Amber Bain’s toured and worked with The 1975, and her gender-bending musical project is destined for the mainstream
When Amber Bain was on holiday in Cornwall, aged eight, she spent a week pretending to be a boy. The act was so convincing that the girl staying next door wrote her love letters. “I do enjoy winding people up,” she says. “I’m a trickster, I guess. And at that age I just genuinely felt really boyish, and didn’t really conform to any of those classic little girl stereotypes.”
This refusal to conform to gender stereotypes has carried over into the now 21-year-old’s work as The Japanese House, starting with the name. “A lot of female musicians, if they use their own name, get described as ‘female artist blah blah blah’,” she says. “By taking away a person’s identity, all you have to focus on is the music, which is kind of cool.”
All Bain’s music to date was worked on with members of The 1975: singer Matt Healy and drummer George Daniel on last year’s ‘Pools To Bathe In’ EP; just Daniel on follow-up EP ‘Clean’. On both, she fuses the ambient sounds of The xx, the classic pop of The Beatles and the harmonies of The Beach Boys, and blends high and low vocals to create ambiguity. The first time you hear her music, you can’t tell if she’s male or female. “I like that my voice is androgynous,” she says, and explains how she got so good at hitting those low notes: “I didn’t want my mum to hear me belting out high notes from my bedroom, so I sung quietly. I had no idea I sounded like a boy until Mum told me. I was like, ‘Cool!’”

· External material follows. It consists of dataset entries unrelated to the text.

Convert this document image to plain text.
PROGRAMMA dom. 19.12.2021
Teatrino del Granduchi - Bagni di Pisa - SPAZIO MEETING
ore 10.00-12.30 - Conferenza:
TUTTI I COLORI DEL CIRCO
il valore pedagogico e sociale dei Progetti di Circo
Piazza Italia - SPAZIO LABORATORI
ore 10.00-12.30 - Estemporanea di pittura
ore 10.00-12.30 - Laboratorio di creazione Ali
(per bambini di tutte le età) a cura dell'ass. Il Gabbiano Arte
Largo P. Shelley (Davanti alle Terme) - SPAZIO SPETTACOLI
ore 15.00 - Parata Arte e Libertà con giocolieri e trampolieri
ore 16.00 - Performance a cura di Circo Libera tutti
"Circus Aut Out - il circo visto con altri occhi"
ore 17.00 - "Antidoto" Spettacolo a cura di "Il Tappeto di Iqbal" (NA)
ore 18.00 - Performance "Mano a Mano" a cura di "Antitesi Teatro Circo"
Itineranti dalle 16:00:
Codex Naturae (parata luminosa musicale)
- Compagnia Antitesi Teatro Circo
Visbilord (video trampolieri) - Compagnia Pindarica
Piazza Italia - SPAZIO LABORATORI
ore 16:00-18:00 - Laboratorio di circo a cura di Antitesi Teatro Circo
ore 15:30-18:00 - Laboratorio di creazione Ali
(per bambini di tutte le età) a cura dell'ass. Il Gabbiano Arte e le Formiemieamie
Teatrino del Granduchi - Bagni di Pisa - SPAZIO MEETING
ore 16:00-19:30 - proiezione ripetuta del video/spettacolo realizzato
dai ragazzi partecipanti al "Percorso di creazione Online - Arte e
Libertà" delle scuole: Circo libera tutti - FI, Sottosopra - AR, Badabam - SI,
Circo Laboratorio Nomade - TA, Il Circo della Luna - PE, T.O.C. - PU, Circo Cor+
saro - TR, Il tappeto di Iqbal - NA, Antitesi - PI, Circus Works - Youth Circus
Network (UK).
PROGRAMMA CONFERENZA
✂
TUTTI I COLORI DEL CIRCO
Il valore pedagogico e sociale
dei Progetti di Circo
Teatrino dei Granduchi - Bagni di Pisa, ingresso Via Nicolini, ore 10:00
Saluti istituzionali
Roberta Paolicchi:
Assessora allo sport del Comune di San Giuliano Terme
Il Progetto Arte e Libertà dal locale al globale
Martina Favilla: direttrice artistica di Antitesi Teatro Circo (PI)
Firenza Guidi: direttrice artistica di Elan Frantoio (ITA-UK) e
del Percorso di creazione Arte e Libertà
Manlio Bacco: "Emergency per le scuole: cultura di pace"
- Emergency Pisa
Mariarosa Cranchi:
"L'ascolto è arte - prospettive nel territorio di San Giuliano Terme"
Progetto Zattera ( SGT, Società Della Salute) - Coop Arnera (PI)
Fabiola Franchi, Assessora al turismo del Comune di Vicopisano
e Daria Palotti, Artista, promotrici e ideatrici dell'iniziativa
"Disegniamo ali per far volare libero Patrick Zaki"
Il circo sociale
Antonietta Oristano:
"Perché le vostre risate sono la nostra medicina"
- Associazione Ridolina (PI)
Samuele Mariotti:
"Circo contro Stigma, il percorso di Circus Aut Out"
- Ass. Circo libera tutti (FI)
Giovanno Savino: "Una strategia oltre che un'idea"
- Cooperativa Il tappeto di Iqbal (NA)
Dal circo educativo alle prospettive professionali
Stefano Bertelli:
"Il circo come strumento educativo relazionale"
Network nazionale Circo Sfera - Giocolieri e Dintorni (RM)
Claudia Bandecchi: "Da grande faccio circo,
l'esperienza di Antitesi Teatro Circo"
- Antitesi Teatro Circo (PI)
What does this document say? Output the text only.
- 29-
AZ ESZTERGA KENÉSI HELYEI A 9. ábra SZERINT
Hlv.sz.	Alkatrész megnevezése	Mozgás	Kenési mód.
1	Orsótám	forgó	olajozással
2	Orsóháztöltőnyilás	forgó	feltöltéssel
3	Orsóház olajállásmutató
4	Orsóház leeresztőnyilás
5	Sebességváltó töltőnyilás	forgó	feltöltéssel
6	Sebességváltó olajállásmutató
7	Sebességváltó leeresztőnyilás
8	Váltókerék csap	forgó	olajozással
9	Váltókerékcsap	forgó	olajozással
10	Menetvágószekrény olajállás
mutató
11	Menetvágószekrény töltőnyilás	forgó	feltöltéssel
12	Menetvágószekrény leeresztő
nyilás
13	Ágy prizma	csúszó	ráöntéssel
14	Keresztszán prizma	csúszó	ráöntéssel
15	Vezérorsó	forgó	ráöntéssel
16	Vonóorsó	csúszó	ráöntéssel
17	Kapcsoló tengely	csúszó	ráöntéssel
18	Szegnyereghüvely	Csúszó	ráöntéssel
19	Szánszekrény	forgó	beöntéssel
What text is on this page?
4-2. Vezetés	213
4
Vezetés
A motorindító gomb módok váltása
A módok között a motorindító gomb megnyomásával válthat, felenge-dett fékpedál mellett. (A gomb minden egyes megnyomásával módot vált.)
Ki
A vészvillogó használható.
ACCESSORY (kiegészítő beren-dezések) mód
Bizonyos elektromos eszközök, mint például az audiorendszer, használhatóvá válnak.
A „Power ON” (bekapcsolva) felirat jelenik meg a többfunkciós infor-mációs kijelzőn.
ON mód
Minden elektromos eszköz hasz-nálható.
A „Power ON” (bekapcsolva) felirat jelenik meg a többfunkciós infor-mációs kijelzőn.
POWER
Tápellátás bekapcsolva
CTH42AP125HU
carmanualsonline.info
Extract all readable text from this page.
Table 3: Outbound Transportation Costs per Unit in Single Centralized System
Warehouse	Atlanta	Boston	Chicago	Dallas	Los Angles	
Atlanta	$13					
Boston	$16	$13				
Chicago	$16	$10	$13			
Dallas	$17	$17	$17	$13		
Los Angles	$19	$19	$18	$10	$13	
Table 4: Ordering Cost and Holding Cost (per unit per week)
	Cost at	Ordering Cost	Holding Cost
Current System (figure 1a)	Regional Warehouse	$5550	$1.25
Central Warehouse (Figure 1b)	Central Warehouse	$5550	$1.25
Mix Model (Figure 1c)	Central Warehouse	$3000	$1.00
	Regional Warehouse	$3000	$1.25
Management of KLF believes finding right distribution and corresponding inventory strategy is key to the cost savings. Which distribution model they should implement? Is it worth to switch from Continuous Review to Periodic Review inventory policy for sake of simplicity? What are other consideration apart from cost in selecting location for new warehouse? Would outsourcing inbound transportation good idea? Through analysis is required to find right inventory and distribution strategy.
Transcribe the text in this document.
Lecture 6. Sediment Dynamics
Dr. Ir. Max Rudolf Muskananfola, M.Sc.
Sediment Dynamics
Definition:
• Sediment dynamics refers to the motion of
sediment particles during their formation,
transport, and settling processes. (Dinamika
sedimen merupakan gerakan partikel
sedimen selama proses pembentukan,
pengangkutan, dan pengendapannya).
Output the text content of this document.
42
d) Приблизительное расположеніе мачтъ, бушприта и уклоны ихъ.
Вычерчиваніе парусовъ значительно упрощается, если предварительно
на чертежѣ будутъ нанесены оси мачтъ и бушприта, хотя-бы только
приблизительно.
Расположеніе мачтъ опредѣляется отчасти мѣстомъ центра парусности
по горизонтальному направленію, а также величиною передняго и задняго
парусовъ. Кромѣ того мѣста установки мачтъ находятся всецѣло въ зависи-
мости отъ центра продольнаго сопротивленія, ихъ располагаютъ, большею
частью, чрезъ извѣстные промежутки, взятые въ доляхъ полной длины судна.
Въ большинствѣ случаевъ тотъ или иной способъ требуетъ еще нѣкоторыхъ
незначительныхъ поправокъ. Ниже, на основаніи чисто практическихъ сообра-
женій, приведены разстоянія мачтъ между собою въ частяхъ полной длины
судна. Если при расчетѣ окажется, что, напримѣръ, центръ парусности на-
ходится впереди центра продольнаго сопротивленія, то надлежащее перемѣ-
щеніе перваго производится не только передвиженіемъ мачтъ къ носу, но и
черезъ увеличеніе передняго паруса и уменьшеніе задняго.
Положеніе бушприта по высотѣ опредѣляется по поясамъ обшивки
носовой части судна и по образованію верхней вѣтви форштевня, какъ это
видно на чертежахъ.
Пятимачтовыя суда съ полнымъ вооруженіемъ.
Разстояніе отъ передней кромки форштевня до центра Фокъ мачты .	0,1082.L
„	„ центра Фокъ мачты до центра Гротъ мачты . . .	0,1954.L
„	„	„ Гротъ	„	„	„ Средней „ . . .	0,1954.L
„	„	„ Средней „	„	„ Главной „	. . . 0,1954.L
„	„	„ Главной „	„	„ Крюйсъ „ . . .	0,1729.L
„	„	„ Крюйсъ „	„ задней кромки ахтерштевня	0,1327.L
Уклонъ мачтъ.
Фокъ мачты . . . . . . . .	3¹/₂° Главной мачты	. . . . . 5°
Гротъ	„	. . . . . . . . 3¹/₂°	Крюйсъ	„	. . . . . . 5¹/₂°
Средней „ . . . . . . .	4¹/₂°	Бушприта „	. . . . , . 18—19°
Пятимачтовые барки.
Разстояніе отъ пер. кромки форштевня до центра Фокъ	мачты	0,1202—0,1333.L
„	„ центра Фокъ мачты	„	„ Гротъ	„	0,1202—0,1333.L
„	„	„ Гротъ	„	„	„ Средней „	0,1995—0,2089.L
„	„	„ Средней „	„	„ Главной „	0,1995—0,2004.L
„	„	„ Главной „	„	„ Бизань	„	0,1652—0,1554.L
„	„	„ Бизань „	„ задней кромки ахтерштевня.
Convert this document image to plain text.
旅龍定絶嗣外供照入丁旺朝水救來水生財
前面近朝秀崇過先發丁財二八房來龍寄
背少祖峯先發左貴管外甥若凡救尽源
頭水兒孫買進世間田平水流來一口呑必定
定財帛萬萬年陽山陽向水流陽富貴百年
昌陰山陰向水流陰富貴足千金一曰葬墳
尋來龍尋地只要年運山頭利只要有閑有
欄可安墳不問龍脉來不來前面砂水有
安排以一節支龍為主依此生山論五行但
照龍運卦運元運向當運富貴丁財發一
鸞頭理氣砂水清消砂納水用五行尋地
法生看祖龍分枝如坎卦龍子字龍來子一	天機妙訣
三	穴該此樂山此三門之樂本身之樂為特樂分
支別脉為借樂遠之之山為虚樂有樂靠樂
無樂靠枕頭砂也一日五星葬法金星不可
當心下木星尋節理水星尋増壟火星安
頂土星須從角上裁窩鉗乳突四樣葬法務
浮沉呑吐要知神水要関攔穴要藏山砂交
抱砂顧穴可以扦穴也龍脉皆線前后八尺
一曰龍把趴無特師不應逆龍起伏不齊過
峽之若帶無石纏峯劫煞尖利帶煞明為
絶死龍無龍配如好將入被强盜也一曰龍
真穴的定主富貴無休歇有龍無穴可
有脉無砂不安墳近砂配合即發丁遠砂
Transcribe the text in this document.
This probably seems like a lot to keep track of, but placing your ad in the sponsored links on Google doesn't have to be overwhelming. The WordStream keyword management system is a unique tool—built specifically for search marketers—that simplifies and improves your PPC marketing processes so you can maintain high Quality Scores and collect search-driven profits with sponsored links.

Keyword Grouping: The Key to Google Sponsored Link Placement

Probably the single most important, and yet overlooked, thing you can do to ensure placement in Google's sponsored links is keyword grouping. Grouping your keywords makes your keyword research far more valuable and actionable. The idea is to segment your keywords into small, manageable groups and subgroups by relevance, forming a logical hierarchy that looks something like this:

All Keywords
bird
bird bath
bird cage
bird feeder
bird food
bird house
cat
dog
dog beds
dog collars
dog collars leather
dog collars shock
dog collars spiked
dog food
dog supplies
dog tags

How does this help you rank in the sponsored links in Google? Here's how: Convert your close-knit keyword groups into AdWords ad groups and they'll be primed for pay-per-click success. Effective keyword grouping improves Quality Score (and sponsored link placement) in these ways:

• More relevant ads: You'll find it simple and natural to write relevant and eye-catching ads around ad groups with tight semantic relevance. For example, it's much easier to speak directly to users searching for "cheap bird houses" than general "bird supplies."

Bain’s voice adds to the sense of mystery that surrounds The Japanese House. At first, there were no pics of her “because I really hate having my photo taken – it genuinely scares me”. So does playing live. “At first I was so scared of it, having panic and anxiety attacks. My body would be shaking for hours. Then [when I was touring] in Australia it kind of just went.”
Now there’s an EP primed for autumn and a debut album in the pipeline. “I have no idea what it’s gonna sound like,” she says of the album. There’s the trickster again.